The Principle, Rule, Doctrine of Implied Repeal I

It is well settled that in a case where there is a repealing clause to a particular Act, it is a case of express repeal, but in a case where doctrine of implied repeal is to be applied, the matter will have to be determined by taking into account the exact meaning and scope of the words used in the repealing clause. It is equally well settled that the implied repeal is not readily inferred and the mere provision of an additional remedy by a new Act does not take away an existing remedy. While applying the principle of implied repeal, one has to see whether apparently inconsistent provisions have been repealed and re-enacted.

The implied repeal of an earlier law can be inferred only where there is enactment of a later law which has the power to override the earlier law and is totally inconsistent with the earlier law and the two laws cannot stand together. If the later law is not capable of taking the place of the earlier law, and for some reason cannot be implemented, the earlier law would continue to operate. To such a case, the rule of implied repeal may result in a vacuum which the law making authority may not have intended.

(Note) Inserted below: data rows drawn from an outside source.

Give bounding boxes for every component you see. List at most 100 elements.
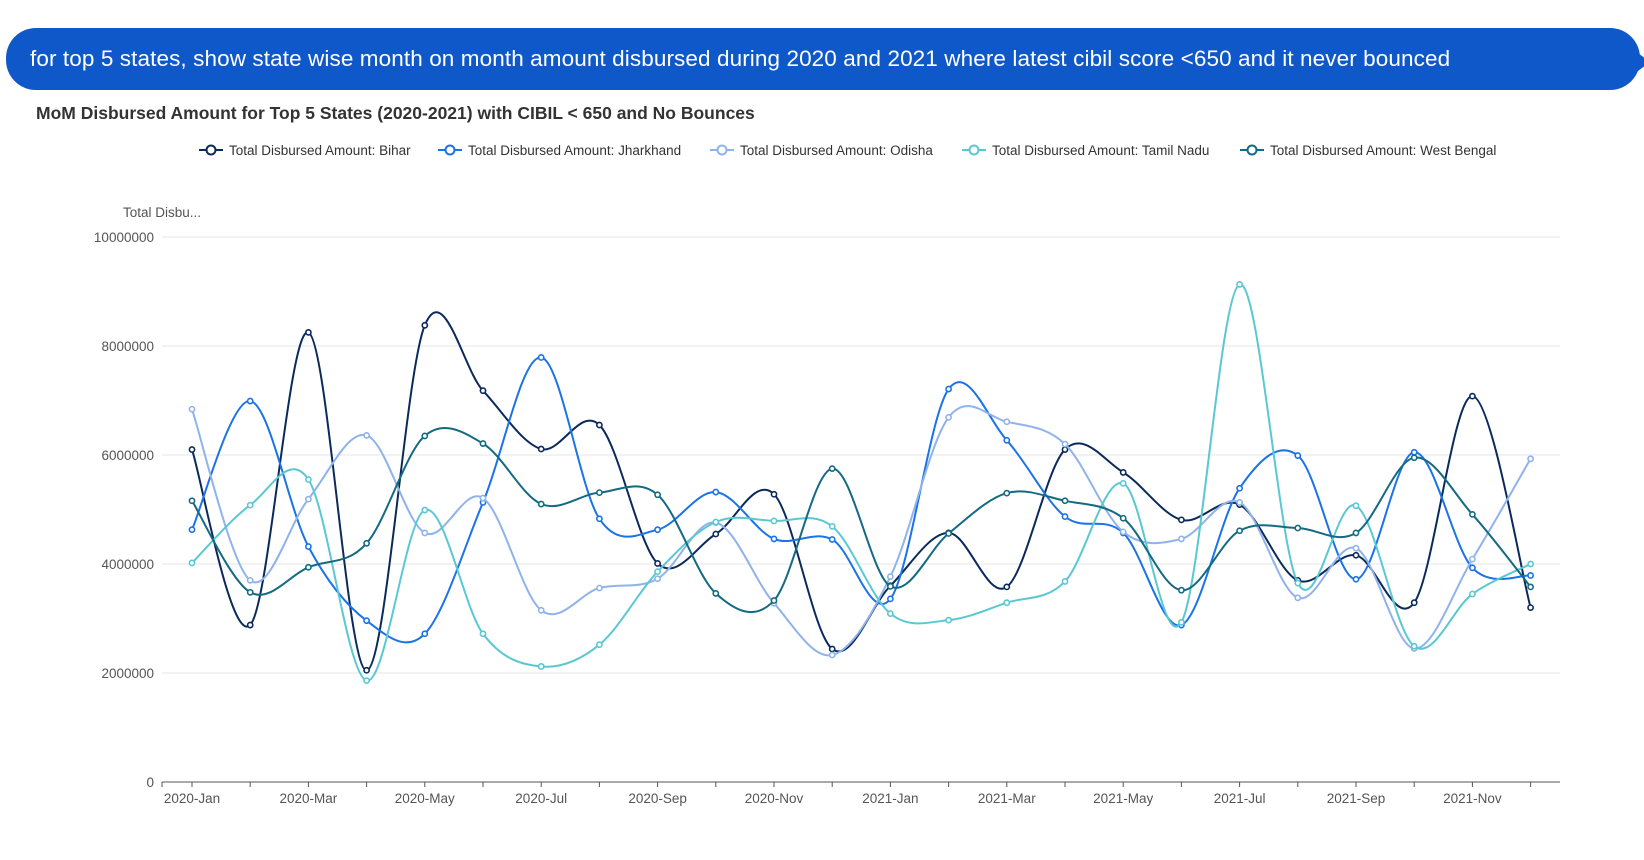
data-point xyxy=(596,421,603,429)
data-point xyxy=(1061,578,1069,585)
data-point xyxy=(828,651,836,659)
data-point xyxy=(1469,392,1476,400)
data-point xyxy=(828,465,836,473)
data-point xyxy=(479,630,487,638)
data-point xyxy=(246,576,254,584)
data-point xyxy=(304,328,312,336)
legend-item[interactable]: Total Disbursed Amount: Bihar xyxy=(199,139,411,161)
bubble-tail xyxy=(1634,50,1644,74)
data-point xyxy=(1527,583,1534,591)
data-point xyxy=(363,431,370,439)
x-tick-label: 2020-Sep xyxy=(628,791,687,806)
data-point xyxy=(828,522,836,530)
data-point xyxy=(1410,448,1418,456)
data-point xyxy=(887,573,894,580)
legend-item[interactable]: Total Disbursed Amount: Odisha xyxy=(710,139,933,161)
data-point xyxy=(1352,502,1360,510)
data-point xyxy=(887,595,894,603)
data-point xyxy=(363,677,370,685)
data-point xyxy=(596,641,603,649)
y-tick-label: 10000000 xyxy=(94,230,154,245)
data-point xyxy=(421,321,429,329)
series-line-2 xyxy=(191,405,1532,657)
y-tick-label: 0 xyxy=(146,775,154,790)
series-line-3 xyxy=(191,283,1532,682)
data-point xyxy=(188,497,196,505)
legend-label: Total Disbursed Amount: West Bengal xyxy=(1270,142,1497,158)
data-point xyxy=(1236,527,1243,535)
data-point xyxy=(596,584,603,592)
chart-title: MoM Disbursed Amount for Top 5 States (2… xyxy=(36,103,755,123)
x-tick-label: 2021-Jul xyxy=(1214,791,1266,806)
data-point xyxy=(1352,529,1360,537)
data-point xyxy=(537,500,545,508)
data-point xyxy=(712,518,720,526)
data-point xyxy=(421,529,429,537)
legend-item[interactable]: Total Disbursed Amount: West Bengal xyxy=(1240,139,1496,161)
x-tick-label: 2020-Nov xyxy=(745,791,804,806)
data-point xyxy=(421,506,429,514)
data-point xyxy=(1527,455,1534,463)
data-point xyxy=(537,445,545,453)
x-tick-label: 2020-Jan xyxy=(164,791,220,806)
legend-marker-icon xyxy=(438,144,462,156)
data-point xyxy=(363,539,370,547)
y-axis-title: Total Disbu... xyxy=(123,205,201,220)
data-point xyxy=(537,606,545,614)
data-point xyxy=(712,488,720,496)
data-point xyxy=(887,610,894,617)
data-point xyxy=(304,476,312,483)
data-point xyxy=(945,413,952,421)
x-tick-label: 2021-Sep xyxy=(1327,791,1386,806)
data-point xyxy=(188,559,196,567)
data-point xyxy=(1178,516,1185,524)
data-point xyxy=(945,385,952,393)
data-point xyxy=(1527,560,1534,568)
data-point xyxy=(654,560,661,567)
data-point xyxy=(770,535,778,543)
user-query-text: for top 5 states, show state wise month … xyxy=(30,46,1451,71)
legend-item[interactable]: Total Disbursed Amount: Tamil Nadu xyxy=(962,139,1209,161)
data-point xyxy=(1061,446,1069,453)
y-tick-label: 4000000 xyxy=(101,557,154,572)
data-point xyxy=(1527,572,1534,579)
data-point xyxy=(363,617,370,625)
data-point xyxy=(654,568,661,576)
data-point xyxy=(479,440,487,447)
data-point xyxy=(1352,544,1360,552)
data-point xyxy=(421,630,429,638)
data-point xyxy=(246,397,254,405)
data-point xyxy=(596,489,603,497)
x-tick-label: 2020-Mar xyxy=(280,791,338,806)
data-point xyxy=(1527,604,1534,611)
data-point xyxy=(654,491,661,499)
data-point xyxy=(1003,489,1011,497)
data-point xyxy=(421,432,429,440)
data-point xyxy=(654,526,661,534)
y-tick-label: 2000000 xyxy=(101,666,154,681)
x-tick-label: 2021-Mar xyxy=(978,791,1036,806)
data-point xyxy=(304,563,312,571)
data-point xyxy=(479,387,487,395)
series-line-4 xyxy=(191,426,1532,613)
data-point xyxy=(1294,594,1302,602)
data-point xyxy=(1410,599,1418,607)
data-point xyxy=(188,526,196,534)
data-point xyxy=(654,575,661,583)
data-point xyxy=(246,621,254,629)
data-point xyxy=(188,405,196,413)
legend-marker-icon xyxy=(710,144,734,156)
data-point xyxy=(1469,590,1476,598)
data-point xyxy=(1294,524,1302,532)
data-point xyxy=(304,495,312,503)
x-tick-label: 2020-May xyxy=(395,791,455,806)
data-point xyxy=(246,501,254,509)
data-point xyxy=(1119,469,1127,476)
data-point xyxy=(1294,579,1302,587)
legend-item[interactable]: Total Disbursed Amount: Jharkhand xyxy=(438,139,681,161)
legend-label: Total Disbursed Amount: Bihar xyxy=(229,142,411,158)
x-tick-label: 2021-Jan xyxy=(862,791,918,806)
data-point xyxy=(1003,436,1011,444)
data-point xyxy=(1003,418,1011,426)
data-point xyxy=(1352,575,1360,583)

There is a presumption against repeal by implication. The reason for the presumption is that the Legislature while enacting a law has complete knowledge of the existing laws on the subject matter and, therefore, when it is not providing a repealing provision, it gives out an intention not to repeal the existing legislation. If by any fair interpretation, both the statutes can stand together, there will be no implied repeal and the Court should lean against the implied repeal.”

Hon’ble Justice M.Y. Eqbal , Lal Shah Baba Dargah Trust v. Magnum Developers, [Civil Appeal No. 14565 of 2015].